OGI also had a special interest in the Spratly Islands. Located in the South China Sea, the Spratlys comprised some one hundred islands and atolls with a total land area of perhaps 5 square kilometers, scattered across 410,000 square kilometers of ocean. The highest point in the whole island chain was an unnamed point on Southwest Cay, some four meters above sea level at high tide.

The Spratlys might be insignificant geographically, but the mere possibility of natural reserves of gas and oil had transformed them into one of the world's hottest potential flash points. All of the islands were claimed by the People's Republic of China, by Vietnam, and by Taiwan — three mutual and deadly enemies. Some atolls and islets were also claimed by Malaysia and the Philippines. Tiny Brunei claimed an exclusive fishing zone encompassing Louisa Reef in the southern Spratlys, but so far had not publicly claimed the island. There was no native population, but China and the Philippines each had occupied a few of the larger islands with military garrisons.

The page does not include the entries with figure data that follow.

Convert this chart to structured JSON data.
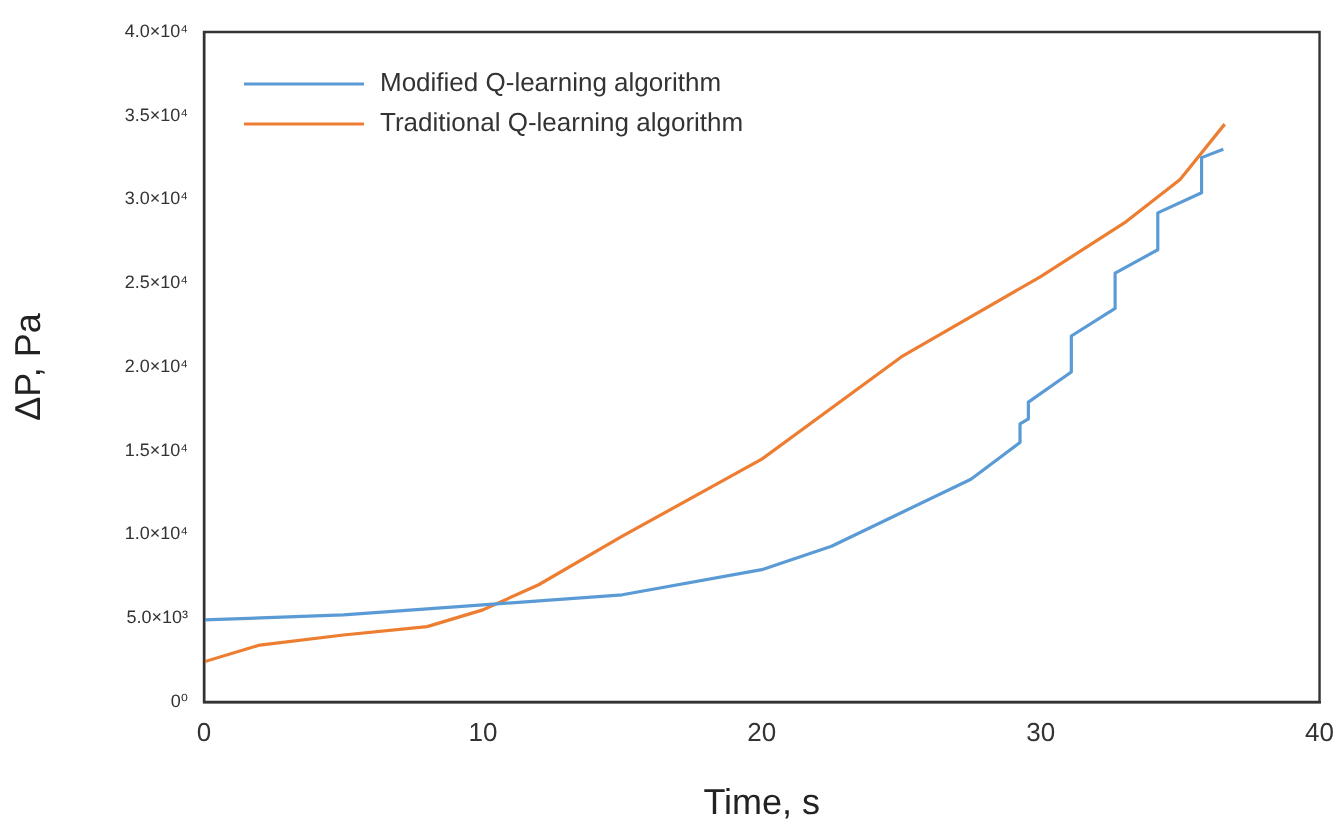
{
  "chart_data": {
    "type": "line",
    "xlabel": "Time, s",
    "ylabel": "ΔP, Pa",
    "xlim": [
      0,
      40
    ],
    "xticks": [
      0,
      10,
      20,
      30,
      40
    ],
    "ylim": [
      0,
      40000
    ],
    "yticks": [
      {
        "value": 0,
        "label": "0⁰"
      },
      {
        "value": 5000,
        "label": "5.0×10³"
      },
      {
        "value": 10000,
        "label": "1.0×10⁴"
      },
      {
        "value": 15000,
        "label": "1.5×10⁴"
      },
      {
        "value": 20000,
        "label": "2.0×10⁴"
      },
      {
        "value": 25000,
        "label": "2.5×10⁴"
      },
      {
        "value": 30000,
        "label": "3.0×10⁴"
      },
      {
        "value": 35000,
        "label": "3.5×10⁴"
      },
      {
        "value": 40000,
        "label": "4.0×10⁴"
      }
    ],
    "grid": false,
    "legend": "top left",
    "marker": "none",
    "line_style": "solid",
    "series": [
      {
        "name": "Modified Q-learning algorithm",
        "color": "#5b9bd5",
        "x": [
          0,
          5,
          10,
          15,
          20,
          22.5,
          25,
          27.5,
          29.26,
          29.26,
          29.56,
          29.56,
          31.1,
          31.1,
          32.67,
          32.67,
          34.2,
          34.2,
          35.77,
          35.77,
          36.55
        ],
        "values": [
          4900,
          5200,
          5800,
          6400,
          7900,
          9300,
          11300,
          13300,
          15500,
          16600,
          16900,
          17900,
          19700,
          21850,
          23500,
          25600,
          27000,
          29200,
          30400,
          32500,
          33000
        ]
      },
      {
        "name": "Traditional Q-learning algorithm",
        "color": "#ed7d31",
        "x": [
          0,
          2,
          5,
          8,
          10,
          12,
          15,
          20,
          25,
          30,
          33,
          35,
          36.6
        ],
        "values": [
          2400,
          3400,
          4000,
          4500,
          5500,
          7000,
          9900,
          14500,
          20600,
          25400,
          28600,
          31200,
          34500
        ]
      }
    ]
  }
}
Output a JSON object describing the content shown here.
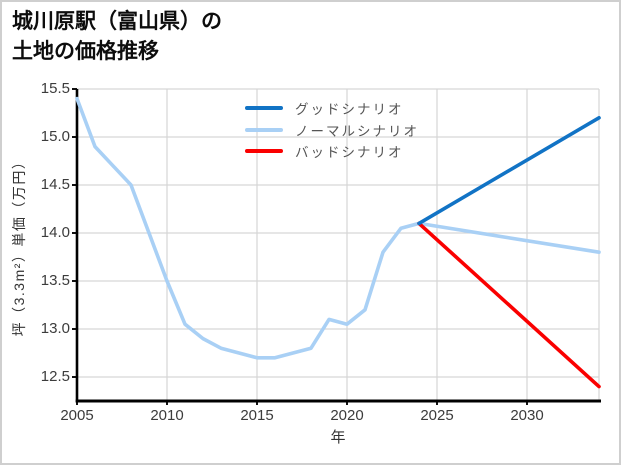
{
  "title": {
    "line1": "城川原駅（富山県）の",
    "line2": "土地の価格推移"
  },
  "chart_data": {
    "type": "line",
    "title": "城川原駅（富山県）の土地の価格推移",
    "xlabel": "年",
    "ylabel": "坪（3.3m²）単価（万円）",
    "xlim": [
      2005,
      2034
    ],
    "ylim": [
      12.25,
      15.5
    ],
    "x_ticks": [
      2005,
      2010,
      2015,
      2020,
      2025,
      2030
    ],
    "y_ticks": [
      12.5,
      13.0,
      13.5,
      14.0,
      14.5,
      15.0,
      15.5
    ],
    "grid": true,
    "legend_position": "upper center inside, no frame",
    "series": [
      {
        "name": "グッドシナリオ",
        "color": "#1173c5",
        "x": [
          2024,
          2034
        ],
        "y": [
          14.1,
          15.2
        ]
      },
      {
        "name": "ノーマルシナリオ",
        "color": "#a9d0f5",
        "x": [
          2005,
          2006,
          2007,
          2008,
          2009,
          2010,
          2011,
          2012,
          2013,
          2014,
          2015,
          2016,
          2017,
          2018,
          2019,
          2020,
          2021,
          2022,
          2023,
          2024,
          2034
        ],
        "y": [
          15.4,
          14.9,
          14.7,
          14.5,
          14.0,
          13.5,
          13.05,
          12.9,
          12.8,
          12.75,
          12.7,
          12.7,
          12.75,
          12.8,
          13.1,
          13.05,
          13.2,
          13.8,
          14.05,
          14.1,
          13.8
        ]
      },
      {
        "name": "バッドシナリオ",
        "color": "#fa0000",
        "x": [
          2024,
          2034
        ],
        "y": [
          14.1,
          12.4
        ]
      }
    ],
    "style_colors": {
      "axis": "#000000",
      "grid": "#d6d6d6",
      "tick_label": "#3c3c3c",
      "legend_text": "#555555"
    }
  }
}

For many years, the dispute had festered in various nations' capitals, but little had been done beyond the obligatory rattling of sabers. Most of the area remained unexplored, and the oil reserves, if they existed, remained undiscovered.

Recently, though, the People's Republic had upped the ante. Elements of their fleet had crisscrossed the Spratly zone, investigating dozens of the larger islets.

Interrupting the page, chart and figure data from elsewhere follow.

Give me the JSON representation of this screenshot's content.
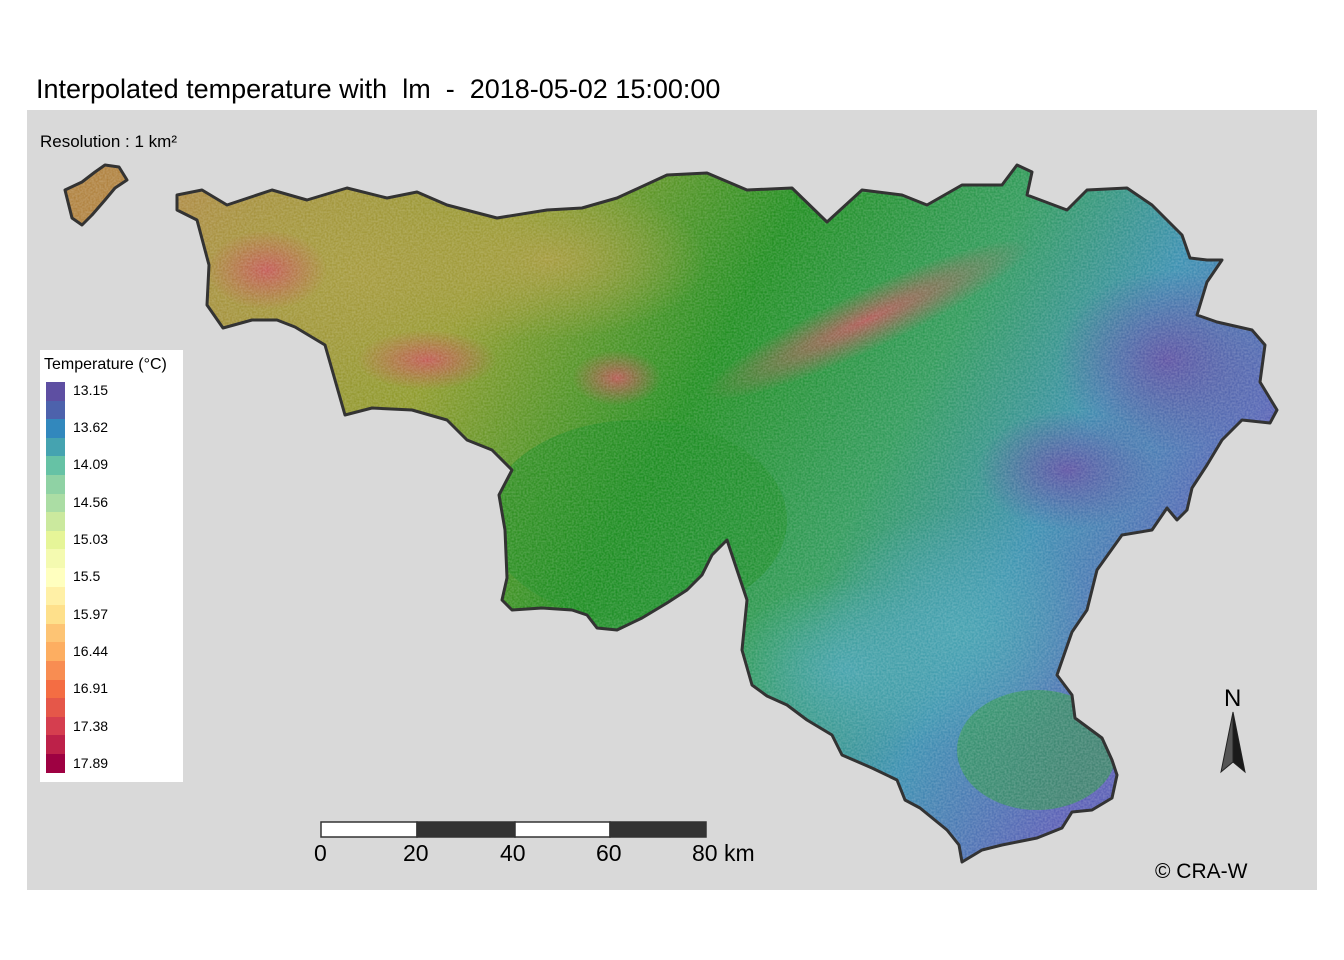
{
  "title": "Interpolated temperature with  lm  -  2018-05-02 15:00:00",
  "resolution_note": "Resolution : 1 km²",
  "legend": {
    "title": "Temperature (°C)",
    "labels": [
      "13.15",
      "13.62",
      "14.09",
      "14.56",
      "15.03",
      "15.5",
      "15.97",
      "16.44",
      "16.91",
      "17.38",
      "17.89"
    ],
    "colors": [
      "#5e4fa2",
      "#4d62ac",
      "#3288bd",
      "#45a3b0",
      "#66c2a5",
      "#8fd2a4",
      "#abdda4",
      "#cbe99e",
      "#e6f598",
      "#f4fab0",
      "#ffffbf",
      "#fff0a6",
      "#fee08b",
      "#fdc474",
      "#fdae61",
      "#f88d52",
      "#f46d43",
      "#e55749",
      "#d53e4f",
      "#bd2149",
      "#9e0142"
    ]
  },
  "scale_bar": {
    "labels": [
      "0",
      "20",
      "40",
      "60",
      "80 km"
    ]
  },
  "north_arrow": {
    "label": "N",
    "icon": "north-arrow-icon"
  },
  "copyright": "© CRA-W",
  "colors": {
    "panel_background": "#d9d9d9",
    "border": "#333333",
    "cold": "#5e4fa2",
    "mid": "#1a8c20",
    "warm": "#9e0142"
  }
}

One — Small Dragon Island — had become the center of almost frantic activity.

American spy satellites had followed events from orbit. There'd been no natural harbors in any of the Spratlys, but the Chinese had constructed one, blasting it out of submerged coral rock. Part of the blasting had cut deep into the island itself, creating an anchorage which was then roofed over. A structure something like an offshore oil platform had gone up alongside, a three-story tower with windows and decks, and a helicopter pad connected to the main building by a causeway or ramp. The OIA thought it might be a base for prospecting for oil and gas. The OGI believed it was a sheltered anchorage for military ships, complete with a sheltered dock where weapons or other supplies might be offloaded in privacy, unseen by U.S. satellites.

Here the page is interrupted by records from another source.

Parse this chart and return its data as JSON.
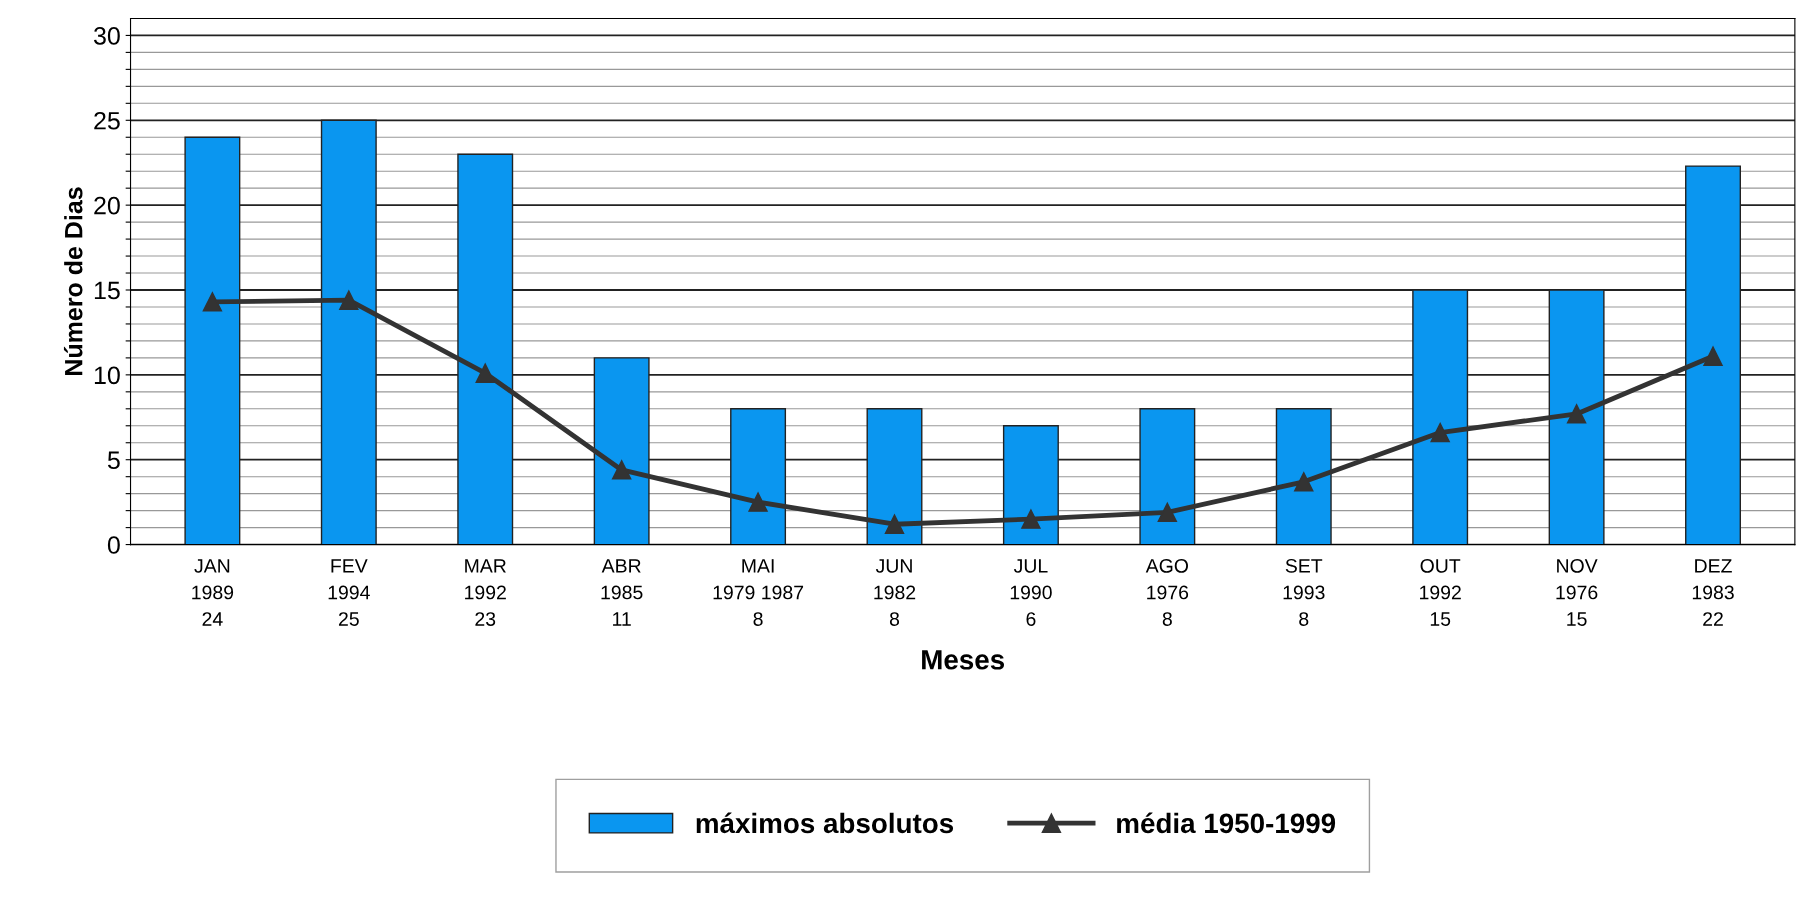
{
  "chart_data": {
    "type": "bar",
    "xlabel": "Meses",
    "ylabel": "Número de Dias",
    "categories": [
      "JAN\n1989\n24",
      "FEV\n1994\n25",
      "MAR\n1992\n23",
      "ABR\n1985\n11",
      "MAI\n1979 1987\n8",
      "JUN\n1982\n8",
      "JUL\n1990\n6",
      "AGO\n1976\n8",
      "SET\n1993\n8",
      "OUT\n1992\n15",
      "NOV\n1976\n15",
      "DEZ\n1983\n22"
    ],
    "series": [
      {
        "name": "máximos absolutos",
        "color": "#0a96f0",
        "values": [
          24,
          25,
          23,
          11,
          8,
          8,
          7,
          8,
          8,
          15,
          15,
          22.3
        ]
      },
      {
        "name": "média 1950-1999",
        "type": "line",
        "color": "#333333",
        "marker": "triangle",
        "values": [
          14.3,
          14.4,
          10.1,
          4.4,
          2.5,
          1.2,
          1.5,
          1.9,
          3.7,
          6.6,
          7.7,
          11.1
        ]
      }
    ],
    "ylim": [
      0,
      31
    ],
    "yticks": [
      0,
      {
        "value": 1,
        "label": null
      },
      {
        "value": 2,
        "label": null
      },
      {
        "value": 3,
        "label": null
      },
      {
        "value": 4,
        "label": null
      },
      5,
      {
        "value": 6,
        "label": null
      },
      {
        "value": 7,
        "label": null
      },
      {
        "value": 8,
        "label": null
      },
      {
        "value": 9,
        "label": null
      },
      10,
      {
        "value": 11,
        "label": null
      },
      {
        "value": 12,
        "label": null
      },
      {
        "value": 13,
        "label": null
      },
      {
        "value": 14,
        "label": null
      },
      15,
      {
        "value": 16,
        "label": null
      },
      {
        "value": 17,
        "label": null
      },
      {
        "value": 18,
        "label": null
      },
      {
        "value": 19,
        "label": null
      },
      20,
      {
        "value": 21,
        "label": null
      },
      {
        "value": 22,
        "label": null
      },
      {
        "value": 23,
        "label": null
      },
      {
        "value": 24,
        "label": null
      },
      25,
      {
        "value": 26,
        "label": null
      },
      {
        "value": 27,
        "label": null
      },
      {
        "value": 28,
        "label": null
      },
      {
        "value": 29,
        "label": null
      },
      30
    ],
    "grid": "y",
    "legend": "bottom"
  }
}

Whatever the truth, Beijing had invested a lot of time, effort, and money in building the base at Small Dragon, enough to give them a very large stake indeed in the area. The base was particularly worrisome because of its location. Small Dragon was one of the easternmost of the Spratlys, positioned astride important international shipping lanes running southwest from the Philippines toward Singapore, a shipping chokepoint called the Palawan Passage. Much of the Spratlys' area was a treacherous maze of coral atolls and shoal water, deadly for all but the most shallow-draft vessels. Deeper-hulled craft — such as the oil tankers that kept Japan's faltering economy afloat— skirted the main body of the Spratlys and their dangerous reefs by running up the Palawan Passage, a deep-water channel that measured just a hundred kilometers from the shores of Palawan to tiny, strategic Small Dragon Island.

That much of the situation was worrisome enough to the analysts at OGI. But now there was evidence that one of the highest-ranking surviving officers of al Qaeda was heading for Small Dragon, and apparently taking steps to keep that visit secret.

"I think it's time," Stevens said at last, "to have a closer look at Small Dragon Island."

"I thought you'd feel that way," Minkowski replied.

Stevens reached for the phone on his desk.